My only other complaint is a minor one, but it was initially very frustrating. When you enter a transaction you do so in an overlay that pops up over your list of transactions, and as you create your transaction you tab through it from field to field. That is until you come to the drop-down for choosing the transaction’s Category. One nice thing about this drop-down menu is that you can type in it and it begins to auto-fill and scroll the list for you. The problem comes when you want to select an item in the list after you’ve expanded it by hitting the down-arrow. My reflexive action for selecting the value and collapsing the menu was to hit return. This is the WRONG thing to do! It commits the transaction as-is, and at this point in the proceedings you haven’t entered an amount, a payee or a description yet! The correct way to select a value an collapse the list is to click on it or to hit tab, which I find counter-intuitive. It took me a fair few empty transactions to get over my reflex to hit enter and learn to hit tab instead, but after a few hundred transactions I think I have it down now 🙂

So, what do I like? Since the only other personal finance app I’ve ever used extensively was Cha-Ching 1.x, I can’t avoid drawing comparisons to it when describing Money. The biggest change is that the display of transactions is much more compact and hence easier to scan through in Money. Each transaction is just one line, so it looks much more like a spreadsheet. I can easily see fifty or more transactions on a page with Money, while you’d be lucky to get twenty with Cha-Ching!

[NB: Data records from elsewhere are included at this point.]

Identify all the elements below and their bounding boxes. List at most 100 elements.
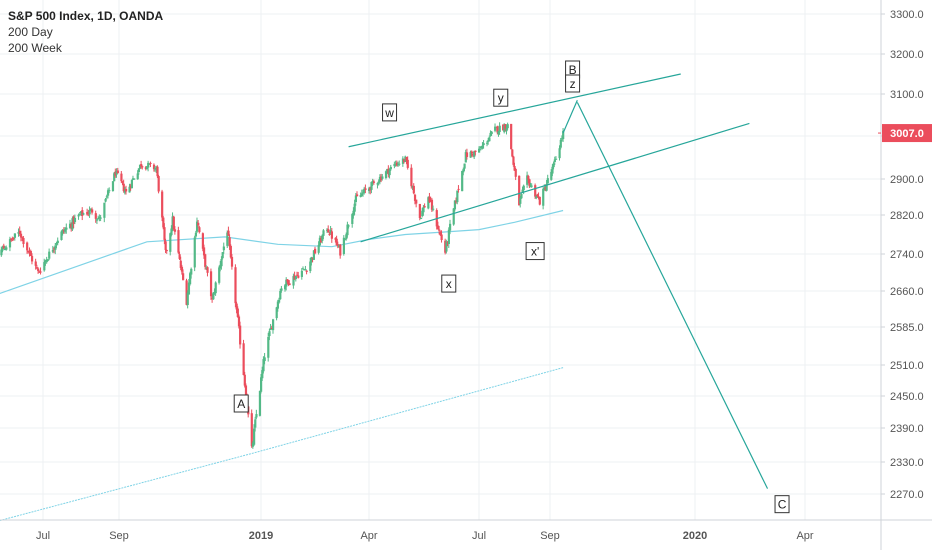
candle-193	[302, 266, 305, 270]
candle-347	[558, 145, 561, 161]
candle-136	[206, 266, 209, 277]
trend-line-2[interactable]	[562, 100, 578, 134]
wave-label-text-1: w	[384, 106, 394, 120]
candle-237	[376, 182, 379, 189]
y-tick-label-4: 2900.0	[890, 174, 924, 186]
price-axis[interactable]: 3300.03200.03100.03000.02900.02820.02740…	[878, 9, 924, 501]
trend-line-1[interactable]	[360, 122, 750, 243]
candle-221	[347, 224, 350, 229]
candle-203	[318, 235, 321, 247]
candle-12	[0, 246, 3, 257]
candle-223	[352, 207, 355, 219]
trend-lines[interactable]	[348, 73, 769, 489]
candle-61	[82, 212, 85, 215]
candle-219	[345, 232, 348, 241]
candle-310	[497, 130, 500, 137]
candle-53	[70, 222, 73, 232]
candle-95	[140, 160, 143, 169]
candle-67	[94, 210, 97, 223]
candle-145	[221, 252, 224, 260]
candle-75	[106, 188, 110, 199]
candle-254	[404, 155, 407, 163]
trend-line-0[interactable]	[348, 73, 681, 148]
y-tick-label-2: 3100.0	[890, 89, 924, 101]
candle-47	[60, 230, 63, 241]
candle-146	[222, 242, 225, 254]
wave-label-3[interactable]: y	[493, 88, 509, 107]
y-tick-label-13: 2270.0	[890, 489, 924, 501]
candle-307	[494, 123, 497, 133]
legend-title[interactable]: S&P 500 Index, 1D, OANDA	[8, 9, 164, 23]
candle-231	[364, 184, 367, 194]
candle-327	[526, 171, 529, 188]
candle-14	[2, 243, 5, 249]
candle-115	[172, 215, 175, 231]
candle-244	[387, 165, 390, 178]
x-tick-label-4: Jul	[472, 530, 486, 542]
candle-284	[455, 197, 458, 204]
candle-185	[287, 279, 290, 287]
legend-ma-200-week[interactable]: 200 Week	[8, 41, 62, 55]
candle-194	[303, 269, 306, 271]
wave-label-1[interactable]: w	[382, 103, 398, 122]
candle-304	[488, 135, 491, 142]
candle-180	[279, 288, 282, 300]
candle-86	[124, 185, 128, 195]
candle-242	[384, 170, 388, 180]
candle-322	[518, 175, 521, 206]
candle-230	[363, 186, 366, 195]
candle-207	[326, 228, 329, 233]
candle-213	[335, 235, 338, 246]
x-tick-label-7: Apr	[796, 530, 813, 542]
candle-70	[98, 214, 101, 222]
candle-19	[11, 236, 14, 242]
candle-245	[388, 168, 391, 179]
candle-62	[86, 208, 89, 216]
grid	[0, 0, 881, 520]
legend-ma-200-day[interactable]: 200 Day	[8, 25, 53, 39]
candle-337	[542, 187, 545, 210]
candle-139	[212, 292, 215, 300]
candle-138	[211, 294, 214, 303]
trend-line-3[interactable]	[576, 102, 769, 489]
candle-46	[56, 237, 59, 246]
wave-label-7[interactable]: C	[774, 495, 790, 514]
candle-32	[34, 258, 37, 270]
candle-137	[209, 268, 213, 300]
candle-65	[89, 208, 93, 212]
candle-341	[546, 174, 549, 185]
candle-155	[237, 314, 241, 329]
candle-114	[171, 212, 174, 232]
candle-332	[534, 183, 537, 199]
candle-271	[432, 205, 435, 212]
candle-153	[235, 301, 238, 314]
wave-label-4[interactable]: x'	[525, 242, 545, 261]
candle-275	[439, 230, 442, 236]
candle-101	[149, 161, 152, 168]
candle-93	[137, 168, 140, 175]
candle-198	[310, 256, 313, 266]
wave-label-2[interactable]: x	[441, 274, 457, 293]
wave-label-0[interactable]: A	[233, 394, 249, 413]
time-axis[interactable]: Jul Sep 2019 Apr Jul Sep 2020 Apr	[36, 530, 814, 542]
candle-206	[322, 229, 325, 240]
candle-345	[553, 156, 556, 165]
candle-308	[495, 127, 498, 129]
candle-343	[551, 164, 554, 177]
candle-214	[336, 241, 339, 249]
candle-18	[10, 238, 13, 243]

Another fantastic improvement is a running total column next to the amount column. This sounds so trivial and so obvious, but Cha-Ching was totally lacking it. It makes accounts much easier to reconcile, and mistakes much easier to find.

The biggest advantage for me though is robust transfer support. In Cha-ching you could not easily transfer money between your own accounts. You had to do it as two completely independent transactions, a withdrawal from one account, and a deposit into the other. This made editing a transfer a nightmare, because you had to find the two un-linked parts and edit them individually. In Money the transactions are linked so you only need to edit the details in one place. Additionally, Money makes it easy to jump from one half of a transfer to another by adding an in or out arrow next to the amount in the amount column that acts as a link to the other half of the transaction in the other account. I transfer around a lot of money between my personal account, my credit card, and my business account as I buy business stuff on my personal credit card and then pay myself back from my business account, so good transfer support is a big deal for me.

Another nice feature is the ability to program in recurring bills. It’s great to be able to see what bills are due out of what account when. This makes it easy to ensure there’s always enough money in the right place at the right time to avoid referral charges and un-necessary overdraft interest charges. I should point out that this is a feature Cha-Ching has too, and to be fair, I found their interface for it marginally easier to use than Money’s, but just marginally.

It’s hard to get excited about a personal finance app, so it’s no surprise that I don’t crave for time using Money, but I will say it’s made an otherwise painful task a little less unpleasant, which I quite high praise for personal finance software in my book!